Mr Twin agreed and was interviewed, about CMT Australia and it’s role for those living with CMT.
Navigating CMT – (excerpt from article)
CMT is caused by a genetic fault that impacts the nervous system. The disease varies in degrees of severity from person to person with more than 50 types of incurable variations. But discovering you have such a rare disease can put you on a dark and lonely path. Back in 1988, a small group of volunteers came together to try to light the way for Australians with CMT by offering accurate information about the condition and how to live with it. They created an organisation called CMT Australia, which uses its website, social media, newsletters and seminars to give sufferers information they often struggle to find for themselves.

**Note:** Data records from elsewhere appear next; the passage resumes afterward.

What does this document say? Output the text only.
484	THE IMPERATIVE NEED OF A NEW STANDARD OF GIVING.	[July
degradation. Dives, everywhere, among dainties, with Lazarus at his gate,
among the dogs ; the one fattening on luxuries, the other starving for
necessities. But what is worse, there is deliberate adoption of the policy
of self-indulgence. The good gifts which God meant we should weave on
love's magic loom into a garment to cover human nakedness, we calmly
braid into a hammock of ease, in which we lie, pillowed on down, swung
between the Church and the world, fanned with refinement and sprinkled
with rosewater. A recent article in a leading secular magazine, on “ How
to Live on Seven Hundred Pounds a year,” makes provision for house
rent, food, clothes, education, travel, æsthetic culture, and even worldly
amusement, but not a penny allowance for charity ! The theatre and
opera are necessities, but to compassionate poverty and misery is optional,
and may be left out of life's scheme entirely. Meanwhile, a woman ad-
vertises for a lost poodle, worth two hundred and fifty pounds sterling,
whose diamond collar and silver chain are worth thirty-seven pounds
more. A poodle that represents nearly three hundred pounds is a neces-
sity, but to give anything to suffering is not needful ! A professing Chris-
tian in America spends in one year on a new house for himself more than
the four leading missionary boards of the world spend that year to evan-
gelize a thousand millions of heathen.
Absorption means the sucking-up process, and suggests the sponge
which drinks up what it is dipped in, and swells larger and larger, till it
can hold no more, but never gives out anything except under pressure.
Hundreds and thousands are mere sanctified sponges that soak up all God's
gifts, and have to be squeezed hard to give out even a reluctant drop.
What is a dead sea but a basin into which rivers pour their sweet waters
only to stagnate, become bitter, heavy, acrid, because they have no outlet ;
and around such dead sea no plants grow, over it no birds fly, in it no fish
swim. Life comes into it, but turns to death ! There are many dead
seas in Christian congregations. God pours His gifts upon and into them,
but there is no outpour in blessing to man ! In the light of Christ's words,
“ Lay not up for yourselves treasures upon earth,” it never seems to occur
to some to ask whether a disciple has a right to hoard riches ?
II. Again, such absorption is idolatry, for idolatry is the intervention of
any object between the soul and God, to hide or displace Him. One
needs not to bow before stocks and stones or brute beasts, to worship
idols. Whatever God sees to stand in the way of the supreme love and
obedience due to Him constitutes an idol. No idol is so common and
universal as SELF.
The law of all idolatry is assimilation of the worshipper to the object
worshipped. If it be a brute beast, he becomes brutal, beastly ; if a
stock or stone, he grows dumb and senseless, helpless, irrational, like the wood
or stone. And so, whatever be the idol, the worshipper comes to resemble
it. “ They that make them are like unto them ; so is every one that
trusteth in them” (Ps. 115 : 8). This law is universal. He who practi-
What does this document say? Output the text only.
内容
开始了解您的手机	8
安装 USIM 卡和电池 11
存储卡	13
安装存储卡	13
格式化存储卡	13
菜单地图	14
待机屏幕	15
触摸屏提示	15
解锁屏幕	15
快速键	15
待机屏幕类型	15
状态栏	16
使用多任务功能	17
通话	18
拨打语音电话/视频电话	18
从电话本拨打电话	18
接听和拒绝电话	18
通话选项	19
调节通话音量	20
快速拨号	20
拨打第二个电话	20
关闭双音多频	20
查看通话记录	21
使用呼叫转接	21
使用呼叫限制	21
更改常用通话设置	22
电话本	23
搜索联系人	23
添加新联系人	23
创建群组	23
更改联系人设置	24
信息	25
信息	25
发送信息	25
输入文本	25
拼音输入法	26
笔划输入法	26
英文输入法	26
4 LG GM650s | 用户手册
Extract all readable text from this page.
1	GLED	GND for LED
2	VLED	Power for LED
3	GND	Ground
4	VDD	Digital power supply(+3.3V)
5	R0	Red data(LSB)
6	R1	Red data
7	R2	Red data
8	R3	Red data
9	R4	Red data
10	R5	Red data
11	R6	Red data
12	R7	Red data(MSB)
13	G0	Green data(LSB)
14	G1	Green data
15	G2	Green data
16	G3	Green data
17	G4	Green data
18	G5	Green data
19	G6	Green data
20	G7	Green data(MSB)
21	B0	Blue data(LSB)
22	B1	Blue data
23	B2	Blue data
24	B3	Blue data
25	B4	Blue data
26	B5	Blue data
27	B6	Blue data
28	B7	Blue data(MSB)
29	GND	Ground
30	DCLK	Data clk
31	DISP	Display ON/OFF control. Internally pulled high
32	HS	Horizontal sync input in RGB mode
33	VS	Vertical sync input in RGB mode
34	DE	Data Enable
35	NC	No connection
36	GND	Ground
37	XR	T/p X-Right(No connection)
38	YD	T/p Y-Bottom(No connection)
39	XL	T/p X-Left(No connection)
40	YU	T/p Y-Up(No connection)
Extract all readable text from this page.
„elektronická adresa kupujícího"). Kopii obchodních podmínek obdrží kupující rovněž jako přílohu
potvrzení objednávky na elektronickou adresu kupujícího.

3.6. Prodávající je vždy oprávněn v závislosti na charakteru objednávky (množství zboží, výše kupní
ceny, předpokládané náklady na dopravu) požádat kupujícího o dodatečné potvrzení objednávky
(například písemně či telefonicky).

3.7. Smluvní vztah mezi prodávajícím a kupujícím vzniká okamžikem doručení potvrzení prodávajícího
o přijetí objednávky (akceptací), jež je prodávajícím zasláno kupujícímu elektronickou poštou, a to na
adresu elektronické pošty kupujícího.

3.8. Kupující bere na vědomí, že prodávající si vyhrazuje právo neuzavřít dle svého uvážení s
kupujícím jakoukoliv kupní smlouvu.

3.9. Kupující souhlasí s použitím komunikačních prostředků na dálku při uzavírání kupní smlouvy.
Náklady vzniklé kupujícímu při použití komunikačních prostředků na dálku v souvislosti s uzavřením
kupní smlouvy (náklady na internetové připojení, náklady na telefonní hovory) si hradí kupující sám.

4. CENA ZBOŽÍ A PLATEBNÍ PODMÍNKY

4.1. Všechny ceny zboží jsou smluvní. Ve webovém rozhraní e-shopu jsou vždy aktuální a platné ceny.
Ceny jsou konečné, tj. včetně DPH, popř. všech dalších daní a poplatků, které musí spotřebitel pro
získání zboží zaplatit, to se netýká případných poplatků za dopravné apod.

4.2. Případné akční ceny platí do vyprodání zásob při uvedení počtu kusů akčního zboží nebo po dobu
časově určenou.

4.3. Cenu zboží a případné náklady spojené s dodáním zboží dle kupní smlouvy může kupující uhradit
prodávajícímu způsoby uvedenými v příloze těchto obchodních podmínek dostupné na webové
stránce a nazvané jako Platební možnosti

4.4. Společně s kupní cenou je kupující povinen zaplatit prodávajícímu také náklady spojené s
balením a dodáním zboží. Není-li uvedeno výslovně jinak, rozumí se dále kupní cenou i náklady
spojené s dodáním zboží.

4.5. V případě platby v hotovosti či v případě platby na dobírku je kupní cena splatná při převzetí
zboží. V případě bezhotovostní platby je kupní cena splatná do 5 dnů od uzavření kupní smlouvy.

President and treasurer Robert Twin said the most crucial form of support it offered was community. “Just to let people know they’re not alone,” Mr Twin said. “We call it the CMT family so people understand that there are others.” The organisation also actively reaches out to kids with the condition with an annual camp, CMT Aussie Kids, where young people with the disease share their experiences and how they cope with its impact on their lives. While there is no cure, CMT Australia also raises funds for research into the condition where the biggest breakthroughs have been in discovering the cause of the disease. “They’re finding that it’s actually often caused by a duplication within a chromosome or a missing part or a space where there shouldn’t be a space,” Mr Twin said. “So that’s going to potentially lead to a cure.” But until a cure is discovered, Mr Twin said what his organisation most wanted to get across to the community was that CMT symptoms would not always be obvious. “Because of its effect on balance, we have people who are challenged even getting on and off a bus,” he said. “People often think they’re inebriated. But that’s not why they’re struggling.” Many people with CMT carry walking sticks — not because they necessarily need them, but because when they use one, people view them differently.